Cinnamyl acetate

Administrative data

Description of key information

The substance was found to be not irritant to the skin in a recent in vitro key study.

The test substance was not eye irritating in an in vivo assay.

Key value for chemical safety assessment

Skin irritation / corrosion

Endpoint conclusion

Endpoint conclusion:

no adverse effect observed (not irritating)

Eye irritation

Endpoint conclusion

Endpoint conclusion:

no adverse effect observed (not irritating)

Respiratory irritation

Endpoint conclusion

Endpoint conclusion:

no study available

Additional information

Skin irritation

There is an in vitro study available assessing possible irritation effects of the test substance to the skin.

The key in vitro study (2017) was performed to assess the irritation potential of the test substance by means of the Human Skin Model Test. The test was according to OECD 439 and GLP.

Each three tissues of the human skin model EpiDerm™ were treated with the test item, the negative or the positive control for 60 minutes. After treatment with the test item, the mean relative absorbance value was 105.4% compared to the relative absorbance value of the negative control. This value is above the threshold for irritancy of ≤ 50%. Therefore, the test item is not considered to possess an irritant potential.

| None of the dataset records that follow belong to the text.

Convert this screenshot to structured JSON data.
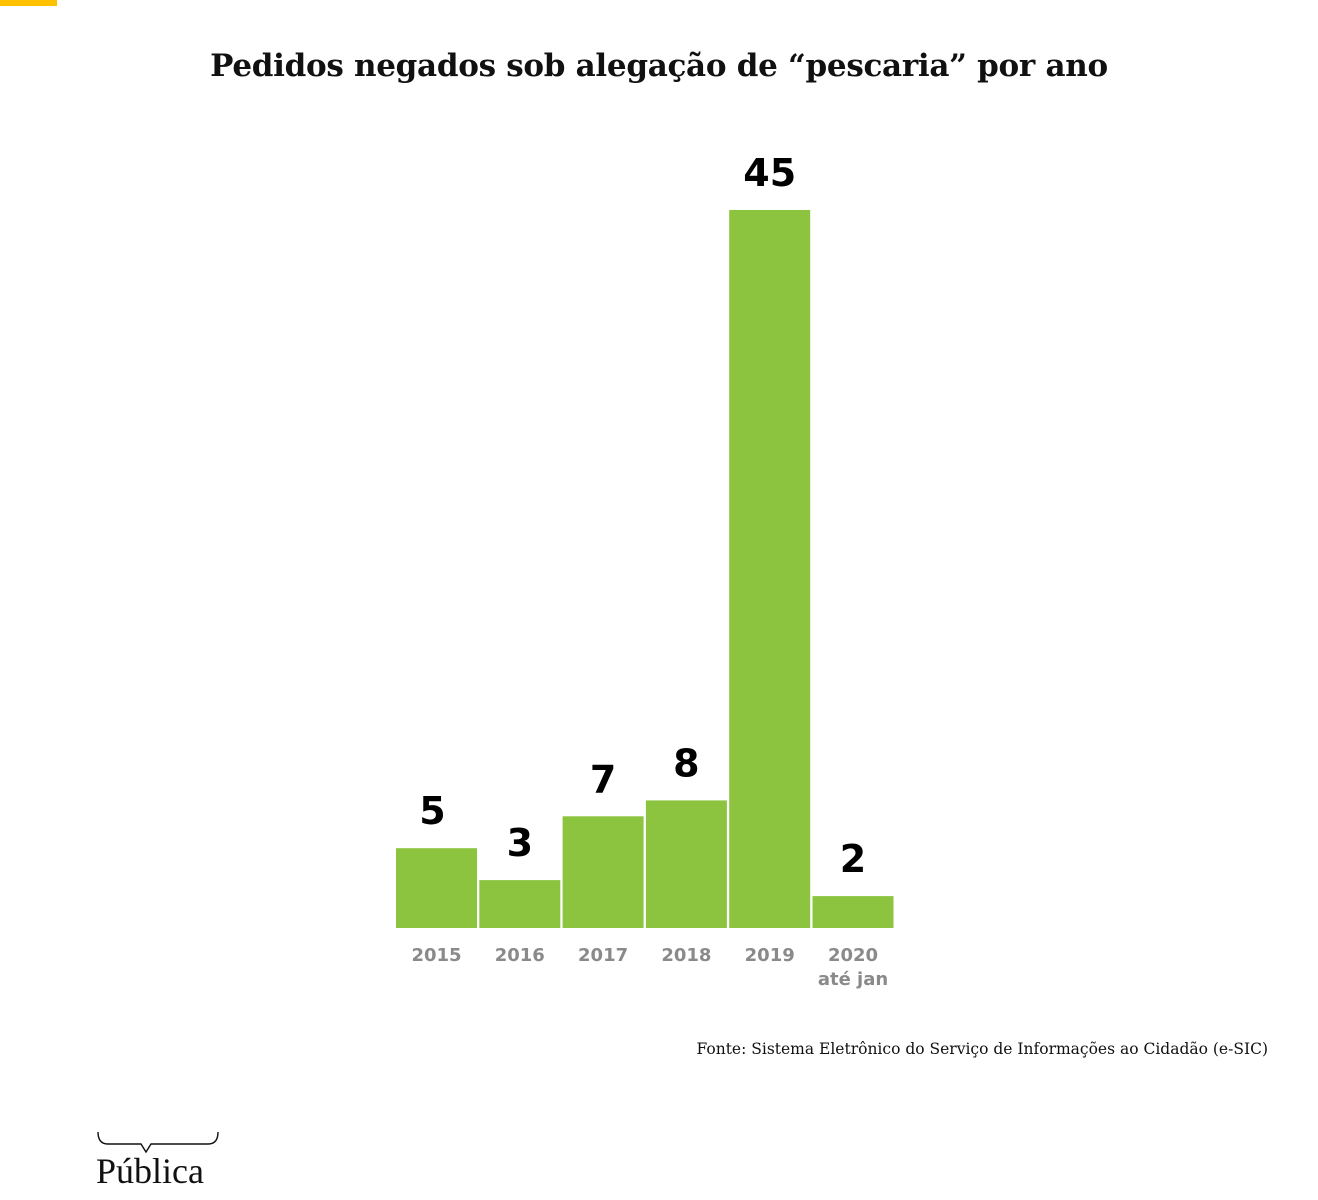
{
  "colors": {
    "accent": "#ffc000",
    "bar": "#8cc43f",
    "value_label": "#000000",
    "tick_label": "#8a8a8a"
  },
  "chart_data": {
    "type": "bar",
    "title": "Pedidos negados sob alegação de “pescaria” por ano",
    "categories": [
      "2015",
      "2016",
      "2017",
      "2018",
      "2019",
      "2020"
    ],
    "category_sublabels": [
      "",
      "",
      "",
      "",
      "",
      "até jan"
    ],
    "values": [
      5,
      3,
      7,
      8,
      45,
      2
    ],
    "value_labels": [
      "5",
      "3",
      "7",
      "8",
      "45",
      "2"
    ],
    "xlabel": "",
    "ylabel": "",
    "ylim": [
      0,
      45
    ],
    "grid": false,
    "legend": "none"
  },
  "source": "Fonte: Sistema Eletrônico do Serviço de Informações ao Cidadão (e-SIC)",
  "logo": {
    "text": "Pública"
  }
}
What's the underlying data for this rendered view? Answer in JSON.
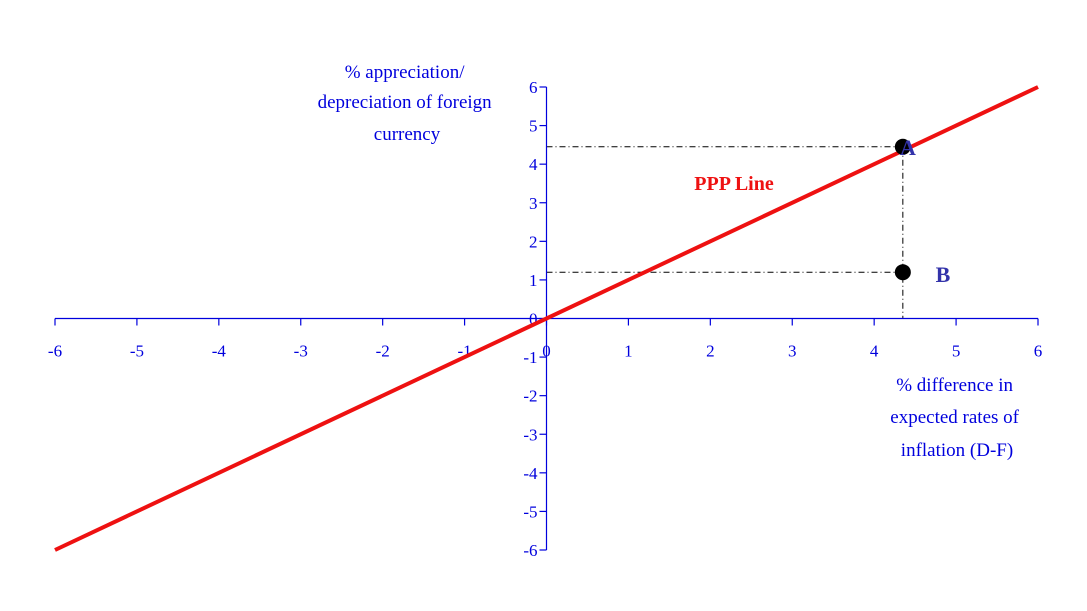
{
  "chart_data": {
    "type": "line",
    "title": "",
    "xlabel_lines": [
      "% difference in",
      "expected rates of",
      "inflation (D-F)"
    ],
    "ylabel_lines": [
      "% appreciation/",
      "depreciation of foreign",
      "currency"
    ],
    "xlim": [
      -6,
      6
    ],
    "ylim": [
      -6,
      6
    ],
    "x_ticks": [
      -6,
      -5,
      -4,
      -3,
      -2,
      -1,
      0,
      1,
      2,
      3,
      4,
      5,
      6
    ],
    "y_ticks": [
      -6,
      -5,
      -4,
      -3,
      -2,
      -1,
      0,
      1,
      2,
      3,
      4,
      5,
      6
    ],
    "grid": false,
    "series": [
      {
        "name": "PPP Line",
        "x": [
          -6,
          6
        ],
        "y": [
          -6,
          6
        ],
        "color": "#ee1111"
      }
    ],
    "points": [
      {
        "label": "A",
        "x": 4.35,
        "y": 4.45
      },
      {
        "label": "B",
        "x": 4.35,
        "y": 1.2
      }
    ],
    "axis_color": "#0000dd",
    "label_color": "#3333aa",
    "point_color": "#000000",
    "guide_color": "#000000"
  }
}
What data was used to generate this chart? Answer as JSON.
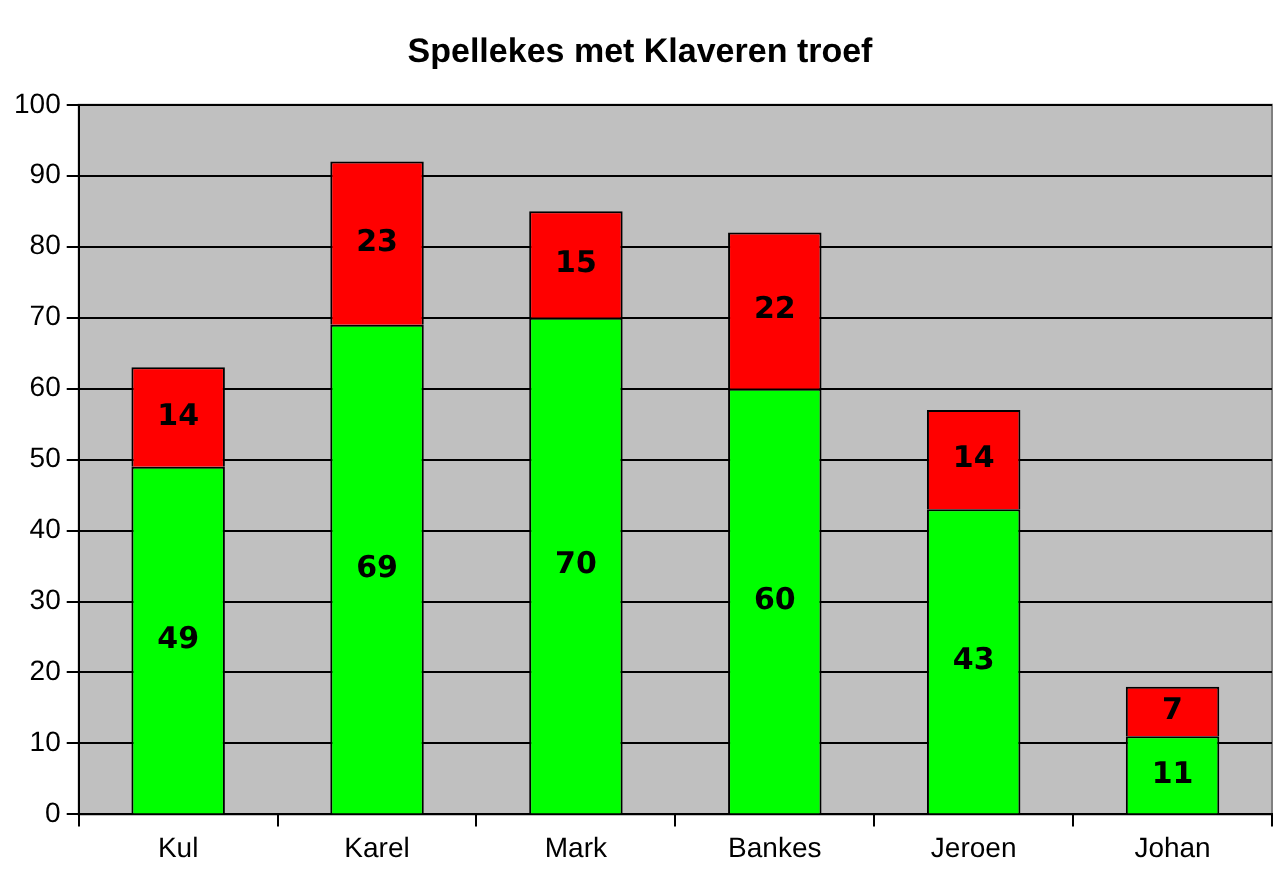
{
  "chart_data": {
    "type": "bar",
    "title": "Spellekes met Klaveren troef",
    "stacked": true,
    "categories": [
      "Kul",
      "Karel",
      "Mark",
      "Bankes",
      "Jeroen",
      "Johan"
    ],
    "series": [
      {
        "color": "#00ff00",
        "values": [
          49,
          69,
          70,
          60,
          43,
          11
        ]
      },
      {
        "color": "#ff0000",
        "values": [
          14,
          23,
          15,
          22,
          14,
          7
        ]
      }
    ],
    "ylim": [
      0,
      100
    ],
    "yticks": [
      0,
      10,
      20,
      30,
      40,
      50,
      60,
      70,
      80,
      90,
      100
    ],
    "grid": "y",
    "legend": false,
    "data_labels": true
  }
}
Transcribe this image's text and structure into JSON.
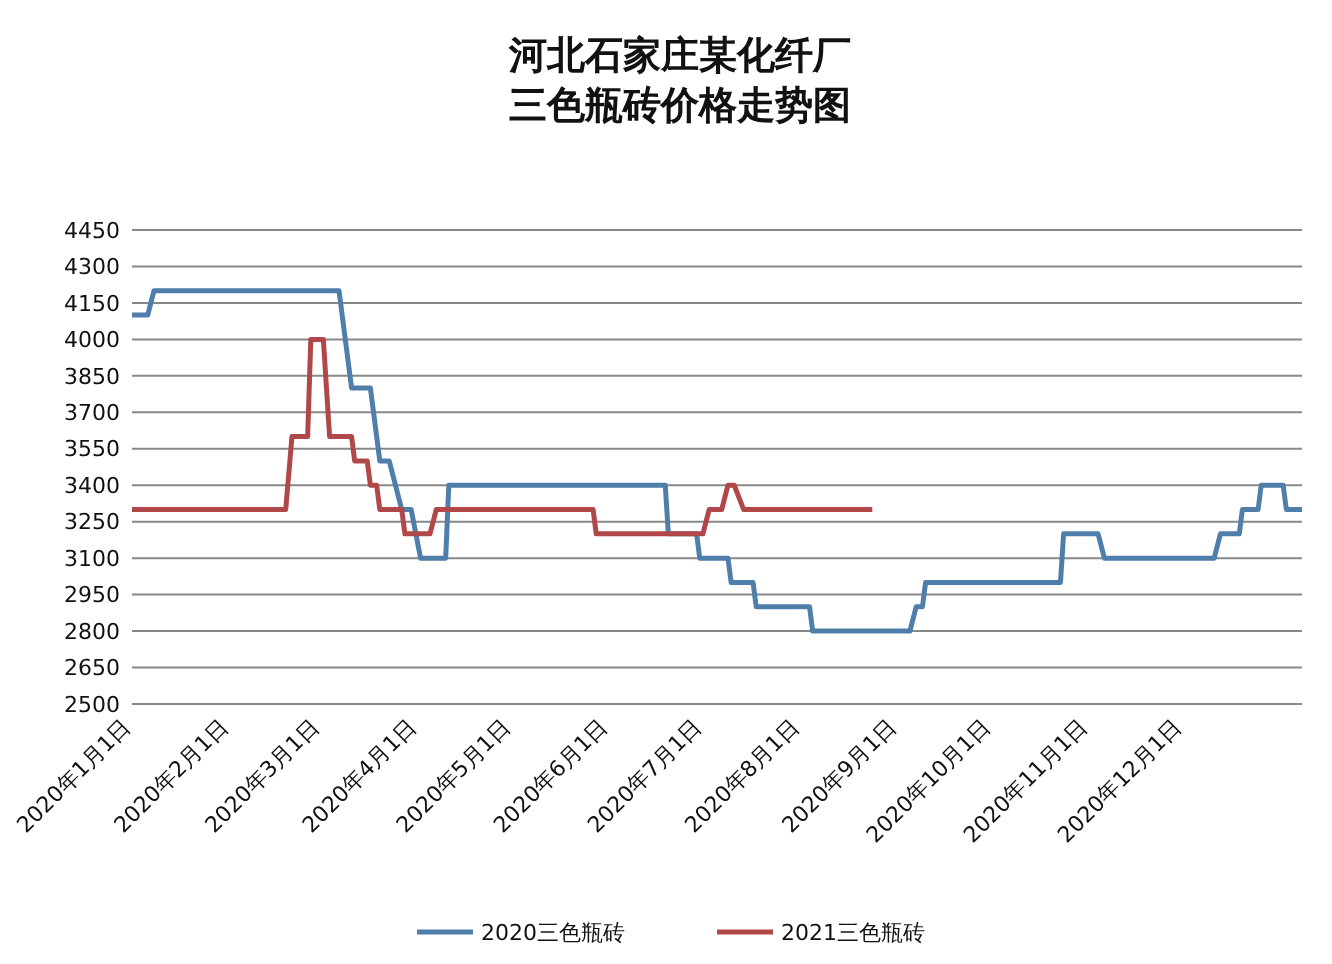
{
  "chart_data": {
    "type": "line",
    "title": "河北石家庄某化纤厂",
    "subtitle": "三色瓶砖价格走势图",
    "xlim": [
      "2020-01-01",
      "2021-01-08"
    ],
    "xticks": [
      {
        "value": "2020-01-01",
        "label": "2020年1月1日"
      },
      {
        "value": "2020-02-01",
        "label": "2020年2月1日"
      },
      {
        "value": "2020-03-01",
        "label": "2020年3月1日"
      },
      {
        "value": "2020-04-01",
        "label": "2020年4月1日"
      },
      {
        "value": "2020-05-01",
        "label": "2020年5月1日"
      },
      {
        "value": "2020-06-01",
        "label": "2020年6月1日"
      },
      {
        "value": "2020-07-01",
        "label": "2020年7月1日"
      },
      {
        "value": "2020-08-01",
        "label": "2020年8月1日"
      },
      {
        "value": "2020-09-01",
        "label": "2020年9月1日"
      },
      {
        "value": "2020-10-01",
        "label": "2020年10月1日"
      },
      {
        "value": "2020-11-01",
        "label": "2020年11月1日"
      },
      {
        "value": "2020-12-01",
        "label": "2020年12月1日"
      }
    ],
    "ylim": [
      2500,
      4450
    ],
    "yticks": [
      2500,
      2650,
      2800,
      2950,
      3100,
      3250,
      3400,
      3550,
      3700,
      3850,
      4000,
      4150,
      4300,
      4450
    ],
    "grid": "y",
    "legend": "bottom",
    "marker": "none",
    "line_style": "solid",
    "series": [
      {
        "name": "2020三色瓶砖",
        "color": "#4f7eab",
        "x": [
          "2020-01-01",
          "2020-01-06",
          "2020-01-08",
          "2020-03-07",
          "2020-03-11",
          "2020-03-17",
          "2020-03-20",
          "2020-03-23",
          "2020-03-27",
          "2020-03-30",
          "2020-04-02",
          "2020-04-10",
          "2020-04-11",
          "2020-06-19",
          "2020-06-20",
          "2020-06-29",
          "2020-06-30",
          "2020-07-09",
          "2020-07-10",
          "2020-07-17",
          "2020-07-18",
          "2020-08-04",
          "2020-08-05",
          "2020-09-05",
          "2020-09-07",
          "2020-09-09",
          "2020-09-10",
          "2020-10-23",
          "2020-10-24",
          "2020-11-04",
          "2020-11-06",
          "2020-12-11",
          "2020-12-13",
          "2020-12-19",
          "2020-12-20",
          "2020-12-25",
          "2020-12-26",
          "2021-01-02",
          "2021-01-03",
          "2021-01-08"
        ],
        "values": [
          4100,
          4100,
          4200,
          4200,
          3800,
          3800,
          3500,
          3500,
          3300,
          3300,
          3100,
          3100,
          3400,
          3400,
          3200,
          3200,
          3100,
          3100,
          3000,
          3000,
          2900,
          2900,
          2800,
          2800,
          2900,
          2900,
          3000,
          3000,
          3200,
          3200,
          3100,
          3100,
          3200,
          3200,
          3300,
          3300,
          3400,
          3400,
          3300,
          3300
        ]
      },
      {
        "name": "2021三色瓶砖",
        "color": "#b0484a",
        "x": [
          "2020-01-01",
          "2020-02-19",
          "2020-02-21",
          "2020-02-26",
          "2020-02-27",
          "2020-03-02",
          "2020-03-04",
          "2020-03-11",
          "2020-03-12",
          "2020-03-16",
          "2020-03-17",
          "2020-03-19",
          "2020-03-20",
          "2020-03-27",
          "2020-03-28",
          "2020-04-05",
          "2020-04-07",
          "2020-05-27",
          "2020-05-28",
          "2020-07-01",
          "2020-07-03",
          "2020-07-07",
          "2020-07-09",
          "2020-07-11",
          "2020-07-14",
          "2020-08-24"
        ],
        "values": [
          3300,
          3300,
          3600,
          3600,
          4000,
          4000,
          3600,
          3600,
          3500,
          3500,
          3400,
          3400,
          3300,
          3300,
          3200,
          3200,
          3300,
          3300,
          3200,
          3200,
          3300,
          3300,
          3400,
          3400,
          3300,
          3300
        ]
      }
    ]
  }
}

In conclusion, it can be stated that in this study and under the experimental conditions reported, the test substance was not irritant to skin

Eye irritation

There is one study available assessing possible irritation or corrosion potential of the test substance to the eye. The study was performed according to GLP and internationally accepted guidelines.

The eye irritant effect of the test substance was investigated according to the OECD 405. Four female albino rabbits were exposed to 0.1 mL of the test article in the left eye, while the other eye remained untreated and served as control.

The eyes were examined and the changes were graded according to a numerical scale one hour, 24, 48 and 72 hours alter dosing.

Very slight signs of irritation were observed on the treated eyes one hour after exposure. However, the effects were fully reversible as they were no longer observed after 24 hours. According to the CLP regulation the test item shall not be classified as eye irritating.

Justification for selection of skin irritation / corrosion endpoint:

The study is well documented and according to GLP and internationally accepted guidelines.

Justification for selection of eye irritation endpoint:

The study is well documented and according to GLP and internationally accepted guidelines.

Justification for classification or non-classification

Skin irritation

In the key in vitro study according to OECD 439 no potential for skin irritation by the test item was observed. In conclusion, classification of the test substance is not required according to the criteria set out in the CLP regulation.

Eye irritation

Very slight signs of irritation were observed one hour after exposure. However, after 24 hours all signs of irritation were gone, resulting in a score of 0 for all tested animals.

The cut-off value according to the CLP regulation is 2, and the observed effects should be fully reversible, therefore classification of the test substance is not required according to the criteria set out in the EU Regulation No. 1272/2008 on the Classification, Labelling and Packaging of Substances and Mixtures (CLP).